While Kaye only has a handful of movies to his name, he’s already built up a notorious reputation. He almost took his name off of his incendiary debut American History X when it was taken away from him during editing by producers and a star worried that he lost the movie through self-indulgent embellishment. Given that Kaye’s cut was never released, it’s hard to say if that was actually true of American History X, but that very much feels like it was the case here. The movie that’s founded with harsh realism is filled with distracting show off directing tricks. Documentary-style interviews with Brody frame the story without adding much, classroom chalkboard writing often spirals off into pointless animated interludes, and countless scenes are reduced jump cut montages that add nothing beyond a stylish aesthetic. Kaye achieves a veneer of pretty show off filmmaking, just not in a way that underlines the film’s thematic or narrative goals. If anything, Kaye’s directorial tricks detract from them. Interesting characters played by recognizable talent seem to disappear in and out of the movie without reason with their roles clearly left on a hard drive of B-role footage somewhere (particularly Bryan Cranston, who appears in a single scene cameo that seems unworthy of his stature, and has also admitted to a feud with Kaye that might explain his absence). Even worse, those intriguing characters appear to have been sheered out in favor of the two least interesting subplots involving a clichéd teen-hooker-with-a-heart-of-gold and a climatic suicide that belongs in an after school special. It would be fascinating to see a rough cut version of this movie true to Lund’s original script, but that ain’t ever going to happen.

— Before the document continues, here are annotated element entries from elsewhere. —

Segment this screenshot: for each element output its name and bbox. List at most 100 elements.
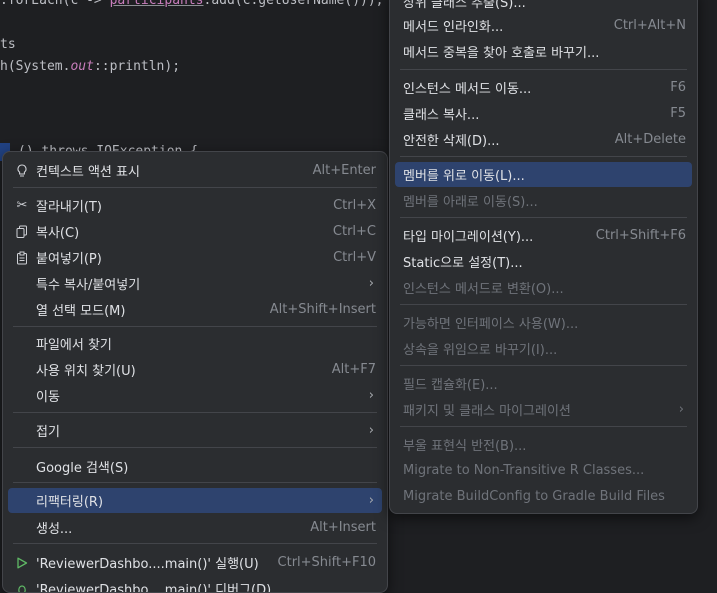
menu-item-shortcut: Alt+Shift+Insert [270,302,376,317]
menu-item-replace-inheritance[interactable]: 상속을 위임으로 바꾸기(I)... [395,336,692,361]
paste-icon [14,250,30,266]
code-line: h(System.out::println); [0,58,180,76]
menu-item-pull-members-up[interactable]: 멤버를 위로 이동(L)... [395,162,692,187]
menu-item-copy[interactable]: 복사(C) Ctrl+C [8,219,382,244]
menu-item-label: 생성... [36,518,72,537]
menu-item-column-selection-mode[interactable]: 열 선택 모드(M) Alt+Shift+Insert [8,297,382,322]
menu-item-shortcut: Alt+F7 [332,362,376,377]
menu-separator [400,304,687,305]
menu-item-run-main[interactable]: 'ReviewerDashbo....main()' 실행(U) Ctrl+Sh… [8,550,382,575]
menu-item-invert-boolean[interactable]: 부울 표현식 반전(B)... [395,432,692,457]
menu-item-label: 이동 [36,386,60,405]
menu-item-copy-class[interactable]: 클래스 복사... F5 [395,101,692,126]
code-field: out [70,59,93,74]
menu-item-cut[interactable]: ✂ 잘라내기(T) Ctrl+X [8,193,382,218]
menu-item-label: 인스턴스 메서드 이동... [403,78,531,97]
menu-item-label: Google 검색(S) [36,457,128,476]
menu-item-shortcut: Ctrl+X [333,198,376,213]
menu-item-label: Migrate to Non-Transitive R Classes... [403,463,644,478]
menu-item-folding[interactable]: 접기 › [8,418,382,443]
menu-item-shortcut: Ctrl+Shift+F10 [278,555,376,570]
menu-item-shortcut: Ctrl+Shift+F6 [596,228,686,243]
menu-item-find-usages[interactable]: 사용 위치 찾기(U) Alt+F7 [8,357,382,382]
menu-item-shortcut: Ctrl+V [333,250,376,265]
chevron-right-icon: › [369,493,374,508]
menu-item-type-migration[interactable]: 타입 마이그레이션(Y)... Ctrl+Shift+F6 [395,223,692,248]
menu-item-migrate-r-classes[interactable]: Migrate to Non-Transitive R Classes... [395,458,692,483]
menu-item-label: 안전한 삭제(D)... [403,130,499,149]
menu-item-encapsulate-fields[interactable]: 필드 캡슐화(E)... [395,371,692,396]
menu-item-shortcut: F5 [670,106,686,121]
chevron-right-icon: › [369,276,374,291]
menu-item-label: 메서드 중복을 찾아 호출로 바꾸기... [403,42,599,61]
menu-item-shortcut: Alt+Delete [615,132,686,147]
chevron-right-icon: › [679,402,684,417]
menu-separator [13,543,377,544]
chevron-right-icon: › [369,388,374,403]
menu-item-replace-duplicates[interactable]: 메서드 중복을 찾아 호출로 바꾸기... [395,39,692,64]
menu-item-label: 메서드 인라인화... [403,16,503,35]
menu-item-label: Migrate BuildConfig to Gradle Build File… [403,489,665,504]
menu-item-label: 열 선택 모드(M) [36,300,125,319]
menu-item-shortcut: F6 [670,80,686,95]
menu-item-shortcut: Ctrl+Alt+N [614,18,686,33]
menu-separator [400,217,687,218]
menu-separator [400,69,687,70]
menu-item-label: 'ReviewerDashbo....main()' 디버그(D) [36,579,271,593]
editor-context-menu: 컨텍스트 액션 표시 Alt+Enter ✂ 잘라내기(T) Ctrl+X 복사… [2,151,388,593]
menu-separator [400,156,687,157]
menu-item-label: Static으로 설정(T)... [403,252,523,271]
run-icon [14,555,30,571]
menu-item-convert-to-instance-method[interactable]: 인스턴스 메서드로 변환(O)... [395,275,692,300]
refactor-submenu: 상위 클래스 추출(S)... 메서드 인라인화... Ctrl+Alt+N 메… [389,0,698,514]
menu-item-label: 타입 마이그레이션(Y)... [403,226,533,245]
menu-item-label: 클래스 복사... [403,104,479,123]
menu-item-push-members-down[interactable]: 멤버를 아래로 이동(S)... [395,188,692,213]
menu-separator [400,365,687,366]
menu-item-show-context-actions[interactable]: 컨텍스트 액션 표시 Alt+Enter [8,158,382,183]
code-line: .forEach(c -> participants.add(c.getUser… [0,0,384,10]
menu-item-label: 파일에서 찾기 [36,334,112,353]
menu-separator [400,426,687,427]
lightbulb-icon [14,163,30,179]
menu-item-refactor[interactable]: 리팩터링(R) › [8,488,382,513]
chevron-right-icon: › [369,423,374,438]
menu-item-paste-special[interactable]: 특수 복사/붙여넣기 › [8,271,382,296]
menu-item-label: 멤버를 아래로 이동(S)... [403,191,538,210]
menu-item-label: 상속을 위임으로 바꾸기(I)... [403,339,557,358]
menu-item-google-search[interactable]: Google 검색(S) [8,454,382,479]
menu-item-generate[interactable]: 생성... Alt+Insert [8,515,382,540]
menu-item-label: 인스턴스 메서드로 변환(O)... [403,278,564,297]
menu-item-migrate-buildconfig[interactable]: Migrate BuildConfig to Gradle Build File… [395,484,692,509]
menu-item-paste[interactable]: 붙여넣기(P) Ctrl+V [8,245,382,270]
menu-item-shortcut: Alt+Enter [313,163,376,178]
menu-item-debug-main[interactable]: 'ReviewerDashbo....main()' 디버그(D) [8,576,382,593]
menu-item-use-interface[interactable]: 가능하면 인터페이스 사용(W)... [395,310,692,335]
menu-item-label: 복사(C) [36,222,79,241]
code-line: ts [0,36,16,54]
menu-item-extract-superclass[interactable]: 상위 클래스 추출(S)... [395,0,692,14]
code-text: .forEach(c -> [0,0,110,8]
menu-item-shortcut: Alt+Insert [310,520,376,535]
menu-item-label: 가능하면 인터페이스 사용(W)... [403,313,578,332]
menu-item-label: 필드 캡슐화(E)... [403,374,498,393]
menu-item-label: 'ReviewerDashbo....main()' 실행(U) [36,553,259,572]
menu-item-safe-delete[interactable]: 안전한 삭제(D)... Alt+Delete [395,127,692,152]
code-field: participants [110,0,204,8]
menu-separator [13,412,377,413]
menu-item-move-instance-method[interactable]: 인스턴스 메서드 이동... F6 [395,75,692,100]
debug-icon [14,581,30,593]
menu-separator [13,482,377,483]
menu-separator [13,326,377,327]
menu-item-inline-method[interactable]: 메서드 인라인화... Ctrl+Alt+N [395,13,692,38]
menu-item-label: 패키지 및 클래스 마이그레이션 [403,400,571,419]
menu-separator [13,447,377,448]
menu-item-label: 잘라내기(T) [36,196,102,215]
menu-item-go-to[interactable]: 이동 › [8,383,382,408]
menu-item-label: 리팩터링(R) [36,491,103,510]
menu-item-label: 사용 위치 찾기(U) [36,360,136,379]
menu-item-label: 접기 [36,421,60,440]
menu-item-find-in-files[interactable]: 파일에서 찾기 [8,331,382,356]
menu-item-make-static[interactable]: Static으로 설정(T)... [395,249,692,274]
menu-item-migrate-packages[interactable]: 패키지 및 클래스 마이그레이션 › [395,397,692,422]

Despite all of Kaye’s obvious and unfortunate tampering, Detachment still works surprisingly well. The eccentric director does know where to put a camera, so the movie at least looks good and what remains of Lund’s writing and the cast’s performances is undeniably powerful. The movie constantly teeters on the brink of matching the impressively edgy teacher drama Half Nelson, but lacks the necessary commitment to unflinchingly realism to get there. The moments that work (and there are many) are strong enough to make this a darkly compelling examination of a hopeless high school environment, it’s just a shame that the handful of scenes that drop the ball are impossible to ignore. Detachment still warrants a recommendation for being a surprisingly mature film for adults about complex issues. You just need to know in advance that this film will leave you deeply depressed and slightly frustrated.